Friday was an active day in the markets. The S&P 500, the Russell 2000 and the Nasdaq all hit record highs.
The Dow Jones didn’t quite crack into record territory, but it was up over 100 points. Meanwhile, the dollar fell and gold was up more than $20.
In his latest podcast, Peter Schiff said he thinks the dovish speech by Federal Reserve chair Jerome Powell at Jackson Hole drove all of this. And it could have longer-term ramifications.
As Peter noted, the strength of the dollar and the weakness in gold have primarily been driven by expectations of aggressive central bank monetary tightening.
“If what Jerome Powell said today causes traders to second-guess those assumptions and maybe dial back their expectations for rate hikes, maybe not necessarily the two rate hikes that everybody believes that are coming in the balance of 2018, but potentially they idea there may be no rate hikes at all coming in 2019 and that 2018 may be the end of it, and in fact, maybe we won’t even get the December rate hike. I think to the extent that traders start to reprice the odds of future rate hikes, this could be a big move in the dollar, a big move in gold.”
Of course, the dollar weakness after the Jackson Hole speech could end up being just a one-day event. Traders may not read into Powell’s comments what Peter thinks he actually meant.
So, what exactly did Powell say? And what did he mean?
“Basically, what Powell said was that number one, he sees no danger of the US economy overheating and that he sees a low likelihood that inflation is going to move beyond the Fed’s 2% goal.”
Of course, as Peter noted, year-over-year CPI is already close to 3%. Regardless, Powell took a very cautionary tone when it comes to raising interest rates. He praised Alan Greenspan for not moving too fast back in his day, saying we should wait until we see the whites of inflation’s eyes.
“Meanwhile, here we are – rates are only at 2% and Jerome Powell is afraid the mistake the Fed might make is raising interest rates too much when, if anything, the mistake is that they haven’t raised them enough and that they lowered them too much. In fact, that’s what Powell should have been criticizing Greenspan for – lowering rates and keeping them too low for too long.”

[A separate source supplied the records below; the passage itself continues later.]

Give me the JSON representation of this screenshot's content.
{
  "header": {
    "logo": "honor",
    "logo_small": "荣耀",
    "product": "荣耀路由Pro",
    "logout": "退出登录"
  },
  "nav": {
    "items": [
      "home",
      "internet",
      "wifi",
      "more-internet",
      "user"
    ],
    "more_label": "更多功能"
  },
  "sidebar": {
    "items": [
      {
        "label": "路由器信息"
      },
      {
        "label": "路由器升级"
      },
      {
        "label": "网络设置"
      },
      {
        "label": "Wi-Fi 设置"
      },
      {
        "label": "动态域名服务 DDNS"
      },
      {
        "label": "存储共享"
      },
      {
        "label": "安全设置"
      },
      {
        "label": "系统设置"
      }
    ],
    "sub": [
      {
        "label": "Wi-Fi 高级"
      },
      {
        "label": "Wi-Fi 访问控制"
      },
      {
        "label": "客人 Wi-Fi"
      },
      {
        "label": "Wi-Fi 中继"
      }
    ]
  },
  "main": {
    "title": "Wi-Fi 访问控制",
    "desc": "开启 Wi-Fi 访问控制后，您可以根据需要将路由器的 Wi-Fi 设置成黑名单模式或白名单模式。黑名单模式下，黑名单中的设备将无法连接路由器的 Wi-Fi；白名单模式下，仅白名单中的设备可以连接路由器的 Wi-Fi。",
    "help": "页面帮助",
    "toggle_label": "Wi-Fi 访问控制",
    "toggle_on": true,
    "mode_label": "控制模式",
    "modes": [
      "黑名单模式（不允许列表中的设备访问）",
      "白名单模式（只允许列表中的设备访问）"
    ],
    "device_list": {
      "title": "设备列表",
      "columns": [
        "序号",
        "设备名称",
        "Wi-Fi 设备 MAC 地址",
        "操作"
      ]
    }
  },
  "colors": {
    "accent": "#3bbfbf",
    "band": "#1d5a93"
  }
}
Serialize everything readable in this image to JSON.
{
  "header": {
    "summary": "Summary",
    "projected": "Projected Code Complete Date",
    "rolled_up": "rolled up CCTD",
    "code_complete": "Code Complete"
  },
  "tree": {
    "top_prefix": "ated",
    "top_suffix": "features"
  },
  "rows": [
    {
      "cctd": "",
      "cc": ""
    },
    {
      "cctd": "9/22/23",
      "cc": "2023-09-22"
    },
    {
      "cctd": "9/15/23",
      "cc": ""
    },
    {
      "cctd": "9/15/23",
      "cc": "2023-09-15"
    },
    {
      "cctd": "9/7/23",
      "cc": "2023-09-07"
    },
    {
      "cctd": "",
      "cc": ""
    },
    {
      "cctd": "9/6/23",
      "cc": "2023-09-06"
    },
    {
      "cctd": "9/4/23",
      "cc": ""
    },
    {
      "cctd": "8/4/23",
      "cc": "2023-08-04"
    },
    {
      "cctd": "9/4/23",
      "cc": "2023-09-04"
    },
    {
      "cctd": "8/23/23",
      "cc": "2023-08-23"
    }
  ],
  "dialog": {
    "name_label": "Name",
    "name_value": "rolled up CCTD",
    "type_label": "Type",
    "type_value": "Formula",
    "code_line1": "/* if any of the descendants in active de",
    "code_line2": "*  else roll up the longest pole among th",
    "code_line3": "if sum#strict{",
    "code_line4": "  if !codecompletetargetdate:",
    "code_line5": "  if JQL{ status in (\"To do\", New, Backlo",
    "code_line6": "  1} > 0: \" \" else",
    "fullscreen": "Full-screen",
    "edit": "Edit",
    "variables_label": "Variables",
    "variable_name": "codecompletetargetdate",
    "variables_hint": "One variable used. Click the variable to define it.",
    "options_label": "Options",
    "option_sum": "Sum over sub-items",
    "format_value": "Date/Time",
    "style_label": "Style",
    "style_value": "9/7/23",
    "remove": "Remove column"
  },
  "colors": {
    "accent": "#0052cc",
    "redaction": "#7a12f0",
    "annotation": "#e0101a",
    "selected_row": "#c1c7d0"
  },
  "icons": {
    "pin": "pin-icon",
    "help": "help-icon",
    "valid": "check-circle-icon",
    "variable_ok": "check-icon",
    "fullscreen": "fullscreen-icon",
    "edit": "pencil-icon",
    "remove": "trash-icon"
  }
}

But Powell seems to be more afraid of fighting an inflation boogeyman that doesn’t exist. So, he’s saying he’s not going to do that. He is not going to err on being preemptive when it comes to stopping inflation. But if, for some unexpected reason, inflation spikes up, well above what the Fed believes, well, then they will do whatever is necessary to rein it back in.
Peter said when you boil it all down, Powell’s message is pretty easy to discern.
“What Powell is saying is, ‘We are not going to do anything to make sure that the inflation genie stays in the bottle, but if the inflation genie actually escapes the bottle, and we don’t think that she’s going to; we think the genie is happy hanging out in the bottle. But if for some reason she gets free, well then, we’re going to do whatever it takes to get her back in.’”
As Peter said, good luck with that because it’s impossible. Once the inflation genie is out of the bottle, it’s very hard to get her back in there, especially given the vulnerability of the US economy. In order to seal up that bottle, it would take massive rate hikes. And as we’ve said over and over, an economy built on a pile of debt can’t take significantly higher interest rates.
Peter said he thinks stagflation is on the horizon.
“I think by the time we have this high inflation, we’re also going to have recession. Now, is the Fed going to do whatever it takes to put the inflation genie back into the bottle even if it means exacerbating a recession that is already underway? Because we can certainly have inflation and recession at the same time. I mean, we’ve had it before and I think we’re going to have it again. But of course, given the amount of debt that we have, if the Fed really jacked interest rates up to seven, eight, nine percent – whatever it took to rein in that inflation, not only would it cause another financial crisis, but it would cause the US government to either have to dramatically slash spending on things like Social Security and Medicare, dramatically increase taxes, even during a recession, or default in its bonds. So, doing whatever it takes means basically economic Armageddon, so I don’t believe that for a minute.”
When you boil it all down, it seems like Powell is saying we’re near the end of the tightening cycle and no matter what inflation does, the Fed isn’t going to do anything about it. The Fed will remain accommodative because it’s afraid of raising rates too much.
“So, this is exactly what you would want to hear if you were buying gold and exactly what you would not want to hear if you were short gold.”